Я слегка улыбнулся тому, как она произнесла «для нашего дома». Фюсун говорила с легкой улыбкой, что совершенно противоречило приказному тону ее слов. Она чем-то была похожа на добродушного офицера, который после долгой войны, закончившейся победой, перечисляет свои требования. Потом, нахмурившись, уточнила: — Еще у нас будет большая свадьба, как у всех. В «Хилтоне»! Все должно быть как полагается. Правильно и прилично. Вряд ли «Хилтон» запал ей в душу из-за моей помолвки, видимо, ей просто хотелось красивое свадебное торжество. — Да, — согласился я. Маленькая кондитерская, важный адрес моих детских прогулок с мамой по Бейоглу, за тридцать лет совершенно не изменилась. Теперь там лишь было больше народу, и говорить от этого было трудно. Когда в маленьком зальчике на мгновение стих шум. я прошептал Фюсун, как я ее люблю и сделаю все. чего бы она ни захотела, и нет у меня в этом мире никаких других желаний, кроме как провести оставшуюся часть жизни с ней. — В самом деле? — спросила она с наивным видом. Она держалась так решительно, так уверенно в себе, что, казалось, сама готова рассмеяться. Уверенным движением она закурила очередную сигарету и перечислила свои требования. Я не должен ничего скрывать от нее, должен доверять ей все секреты и честно отвечать на все вопросы о моем прошлом.

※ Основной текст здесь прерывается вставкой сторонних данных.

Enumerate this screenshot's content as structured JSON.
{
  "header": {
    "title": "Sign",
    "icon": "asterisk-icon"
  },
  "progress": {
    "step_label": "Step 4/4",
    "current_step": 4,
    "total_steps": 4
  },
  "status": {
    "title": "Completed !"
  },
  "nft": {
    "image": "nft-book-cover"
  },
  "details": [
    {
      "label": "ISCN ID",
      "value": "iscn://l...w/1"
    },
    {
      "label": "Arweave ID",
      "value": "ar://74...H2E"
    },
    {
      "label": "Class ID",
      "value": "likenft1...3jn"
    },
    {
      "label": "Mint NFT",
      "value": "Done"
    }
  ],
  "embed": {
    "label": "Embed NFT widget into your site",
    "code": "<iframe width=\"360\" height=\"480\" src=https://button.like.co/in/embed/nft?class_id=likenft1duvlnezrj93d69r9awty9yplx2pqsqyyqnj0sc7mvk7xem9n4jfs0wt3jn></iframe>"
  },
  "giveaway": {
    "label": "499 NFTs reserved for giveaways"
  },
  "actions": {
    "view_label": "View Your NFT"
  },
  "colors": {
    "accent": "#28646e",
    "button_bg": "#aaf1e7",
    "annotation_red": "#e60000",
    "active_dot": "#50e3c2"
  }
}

У меня запечатлелась в памяти картина того дня: решительное и суровое лицо Фюсун, как у Ататюрка на портрете в рамке, висевшем в кондитерской, и старый аппарат для мороженого. Мы решили устроить помолвку до поездки в Париж, в кругу семьи. Пару раз вспомнили Феридуна, но говорили о нем с уважением. Мы условились, что до свадьбы у нас не будет физических отношений. — Не заставляй меня, ладно? Все равно ничего не добьешься, — подчеркнула Фюсун. — Знаю, — ответил я. — Признаться, я сам хотел жениться с соблюдением всех традиций.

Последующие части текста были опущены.